Fr. Ed Dougherty, M.M.,
The Christophers’ Board of Directors
In his Letter to the Philippians, St. Paul wrote, “Do not worry about anything, but in everything by prayer and supplication with thanksgiving let your requests be made known to God. And the peace of God, which surpasses all understanding, will guard your hearts and your minds in Christ Jesus.” (Philippians 4:6-7).
Paul’s counsel is such a wonderful reminder of the two most important attributes to cultivate in our relationship with God – trust and gratitude. Trust in God entails letting go of excessive worries and concerns and simply asking in humility for our needs to be met. And we should have confidence that God will accompany us on our journey through life. This is not to say that anything we ask for will be granted, because sometimes God has a bigger plan for us that we can’t always understand in the moment.
In his Letter to the Romans, Paul wrote, “We know that all things work together for good for those who love God, who are called according to his purpose.” (Romans 8:28). So we must continually pray for all good things and then trust that God will care for us. In the Sermon on the Mount, Christ instructed us to abandon worry and trust in God, saying, “And why do you worry about clothing? Consider the lilies of the field, how they grow; they neither toil nor spin, yet I tell you, even Solomon in all his glory was not clothed like one of these.” (Matthew 6:28-29).
The beautiful thing about trust in God is that it allows us to live in gratitude for all of the gifts bestowed upon us. When we understand the care that God has for us, we can focus on all of the blessings being showered upon us. To quote Romans once again, “O the depth of the riches and wisdom and knowledge of God! How unsearchable are his judgments and how inscrutable his ways!” (Romans 11:33).
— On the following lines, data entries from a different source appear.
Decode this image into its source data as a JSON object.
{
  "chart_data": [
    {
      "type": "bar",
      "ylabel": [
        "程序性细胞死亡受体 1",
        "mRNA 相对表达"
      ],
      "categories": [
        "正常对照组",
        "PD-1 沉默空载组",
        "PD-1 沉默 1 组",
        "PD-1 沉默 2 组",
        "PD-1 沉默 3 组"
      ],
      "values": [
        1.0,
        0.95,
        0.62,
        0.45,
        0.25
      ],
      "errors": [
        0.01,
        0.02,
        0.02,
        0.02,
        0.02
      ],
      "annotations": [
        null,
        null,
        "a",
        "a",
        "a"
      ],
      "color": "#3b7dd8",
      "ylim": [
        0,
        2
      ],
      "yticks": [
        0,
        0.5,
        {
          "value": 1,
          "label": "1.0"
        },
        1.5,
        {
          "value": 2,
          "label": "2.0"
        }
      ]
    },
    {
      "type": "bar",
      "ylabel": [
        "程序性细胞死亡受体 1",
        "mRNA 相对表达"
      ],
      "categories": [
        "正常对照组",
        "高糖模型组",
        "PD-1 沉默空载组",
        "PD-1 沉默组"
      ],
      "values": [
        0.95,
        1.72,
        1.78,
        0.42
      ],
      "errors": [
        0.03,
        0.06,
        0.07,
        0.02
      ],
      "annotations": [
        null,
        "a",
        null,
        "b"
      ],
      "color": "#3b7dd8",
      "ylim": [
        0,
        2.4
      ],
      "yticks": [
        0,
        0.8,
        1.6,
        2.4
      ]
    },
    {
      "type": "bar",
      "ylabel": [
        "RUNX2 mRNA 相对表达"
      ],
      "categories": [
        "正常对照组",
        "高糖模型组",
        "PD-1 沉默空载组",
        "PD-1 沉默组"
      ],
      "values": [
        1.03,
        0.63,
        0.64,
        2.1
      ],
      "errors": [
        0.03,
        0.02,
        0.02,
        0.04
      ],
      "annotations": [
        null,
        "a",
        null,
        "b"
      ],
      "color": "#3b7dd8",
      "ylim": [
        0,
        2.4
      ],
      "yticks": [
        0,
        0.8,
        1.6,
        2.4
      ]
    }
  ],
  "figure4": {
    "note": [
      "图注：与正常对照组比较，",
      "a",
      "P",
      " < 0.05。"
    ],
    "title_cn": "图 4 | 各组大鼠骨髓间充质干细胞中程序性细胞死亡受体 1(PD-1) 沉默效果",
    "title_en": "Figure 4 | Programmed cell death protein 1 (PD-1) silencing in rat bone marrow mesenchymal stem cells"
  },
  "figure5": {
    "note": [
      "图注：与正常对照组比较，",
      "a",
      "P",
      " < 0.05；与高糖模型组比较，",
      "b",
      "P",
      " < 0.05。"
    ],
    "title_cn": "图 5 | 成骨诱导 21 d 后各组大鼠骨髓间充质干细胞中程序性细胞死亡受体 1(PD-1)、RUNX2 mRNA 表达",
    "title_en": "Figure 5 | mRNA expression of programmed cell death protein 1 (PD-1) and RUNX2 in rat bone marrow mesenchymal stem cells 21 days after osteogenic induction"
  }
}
When we turn to God with trust, He responds with love, but oftentimes the result of God’s love isn’t what we expected. Trust entails knowing that God’s responses to our prayers will always be infinitely greater than anything we expected, and gratitude enables us to recognize those blessings and receive them with joy.
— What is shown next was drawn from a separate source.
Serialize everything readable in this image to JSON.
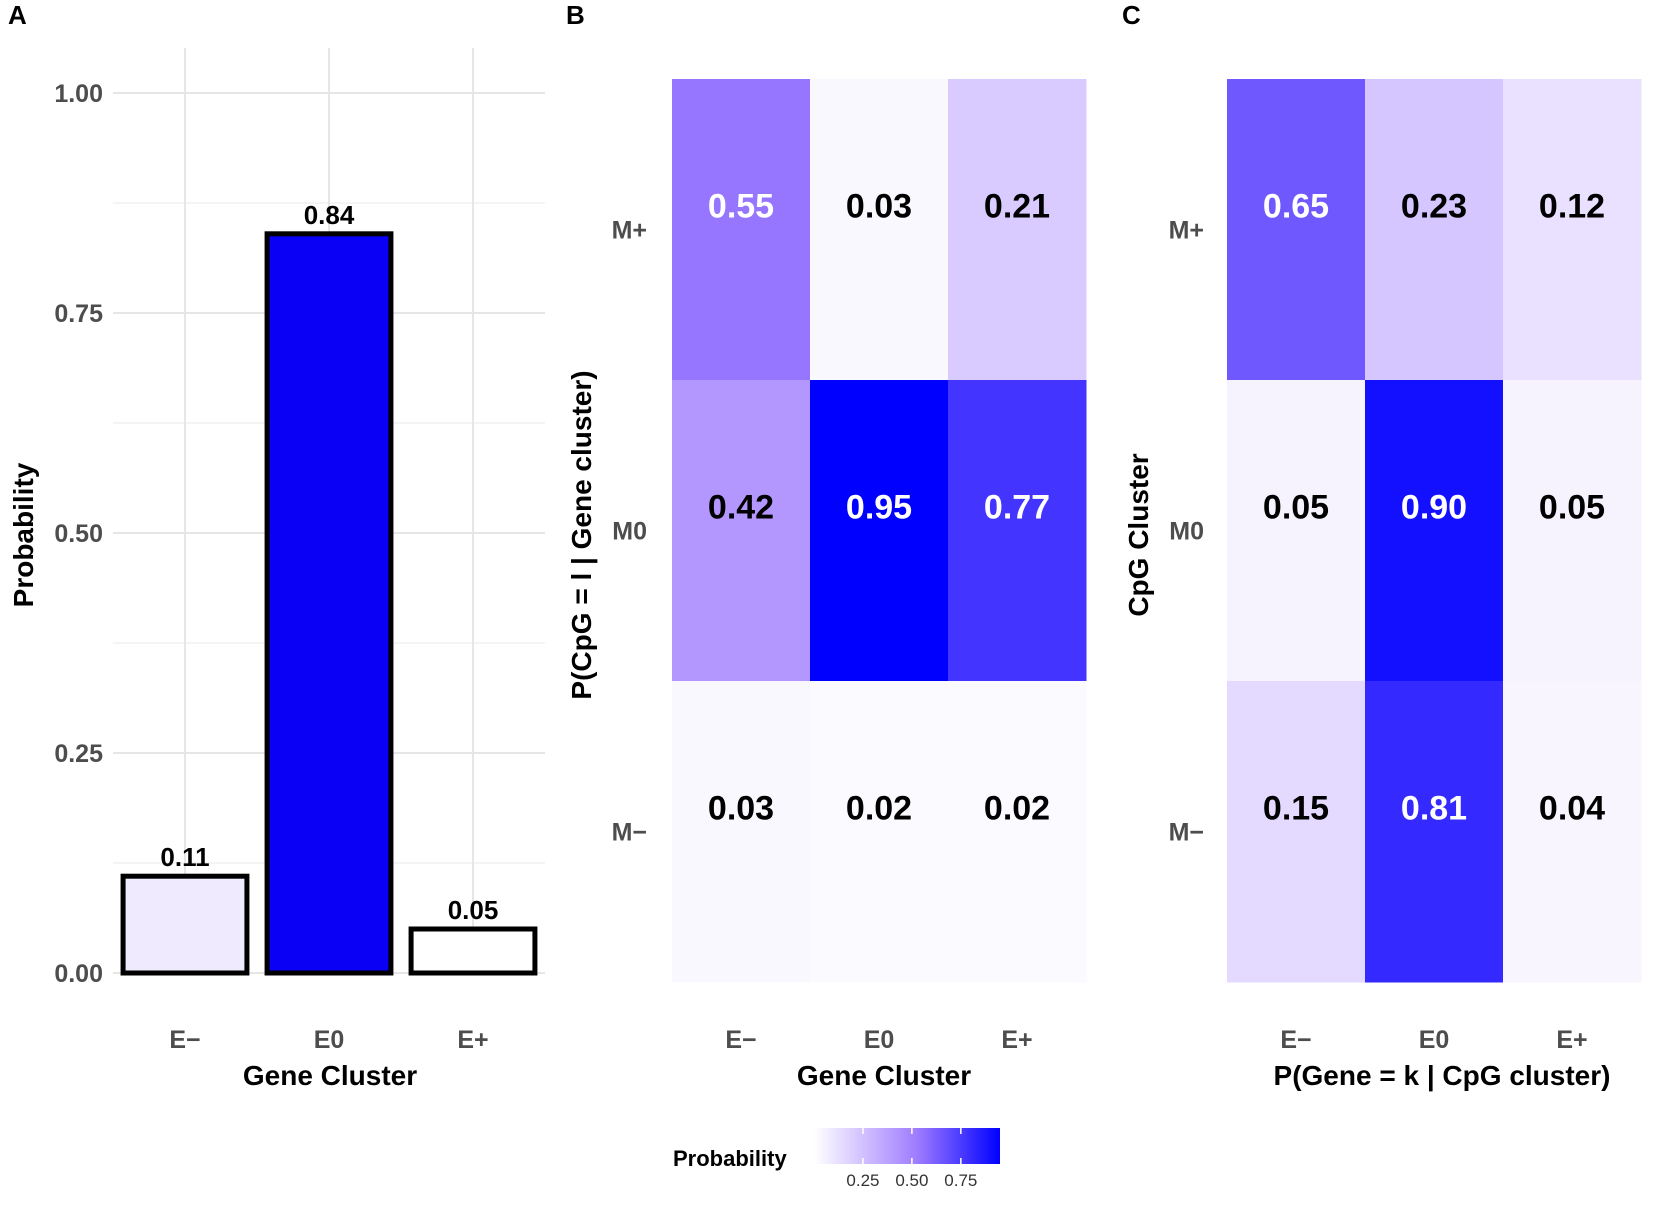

The Christopher News Note Living in Thanksgiving tells the story of 90-year-old Judith Viorst, who wrote the popular children’s book Alexander and the Terrible, Horrible, No Good, Very Bad Day. Viorst told an interviewer that the most favorite time of her life is right now, saying, “It’s not that the days themselves now are so fabulous…. My hair is thinning…. I can’t find my glasses or keys. And I spend so much time seeing specialists that, if they gave doctorates for going to doctors, I’d easily have earned a Ph.D. But still, I don’t hesitate. The best is not ahead or behind. It’s now.”
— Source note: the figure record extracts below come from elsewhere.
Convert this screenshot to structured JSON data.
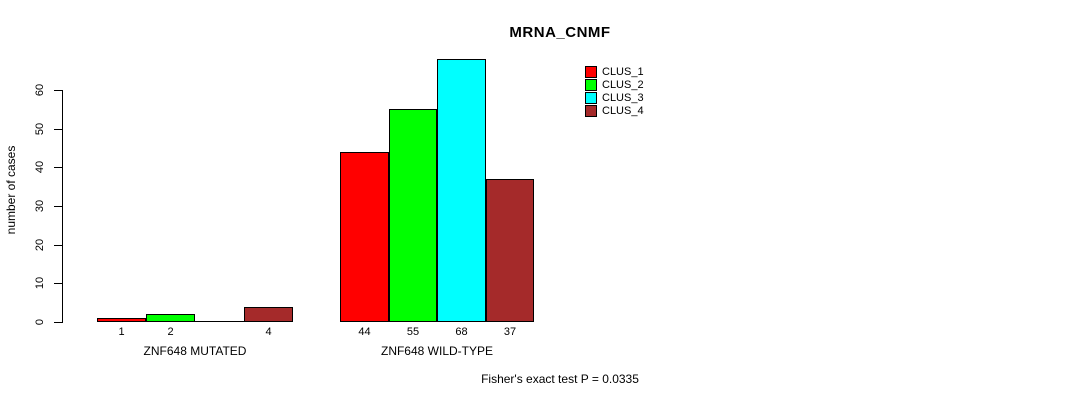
{
  "figure": {
    "title": "MRNA_CNMF",
    "footer": "Fisher's exact test P = 0.0335"
  },
  "chart_data": {
    "type": "bar",
    "title": "MRNA_CNMF",
    "xlabel": "",
    "ylabel": "number of cases",
    "ylim": [
      0,
      68
    ],
    "yticks": [
      0,
      10,
      20,
      30,
      40,
      50,
      60
    ],
    "grid": false,
    "legend_position": "top-right",
    "categories": [
      "ZNF648 MUTATED",
      "ZNF648 WILD-TYPE"
    ],
    "series": [
      {
        "name": "CLUS_1",
        "color": "#FF0000",
        "values": [
          1,
          44
        ]
      },
      {
        "name": "CLUS_2",
        "color": "#00FF00",
        "values": [
          2,
          55
        ]
      },
      {
        "name": "CLUS_3",
        "color": "#00FFFF",
        "values": [
          0,
          68
        ]
      },
      {
        "name": "CLUS_4",
        "color": "#A52A2A",
        "values": [
          4,
          37
        ]
      }
    ],
    "bar_value_labels": [
      [
        "1",
        "2",
        "",
        "4"
      ],
      [
        "44",
        "55",
        "68",
        "37"
      ]
    ],
    "annotation": "Fisher's exact test P = 0.0335"
  }
}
Viorst credits her appreciation for the moment with her ability to understand the blessings bestowed upon her, saying, “I’ve found that a little surplus of gratitude often has downstream effects, helping us become more tolerant, less judgmental, more forgiving.”
In the end, trust in God and gratitude for our blessings are the things that make us happier above all else. And a joyful life is the most blessed life we can live. So pray from the heart for all that is good, show God your trust and your gratitude, and be prepared to see amazing blessings poured out upon you.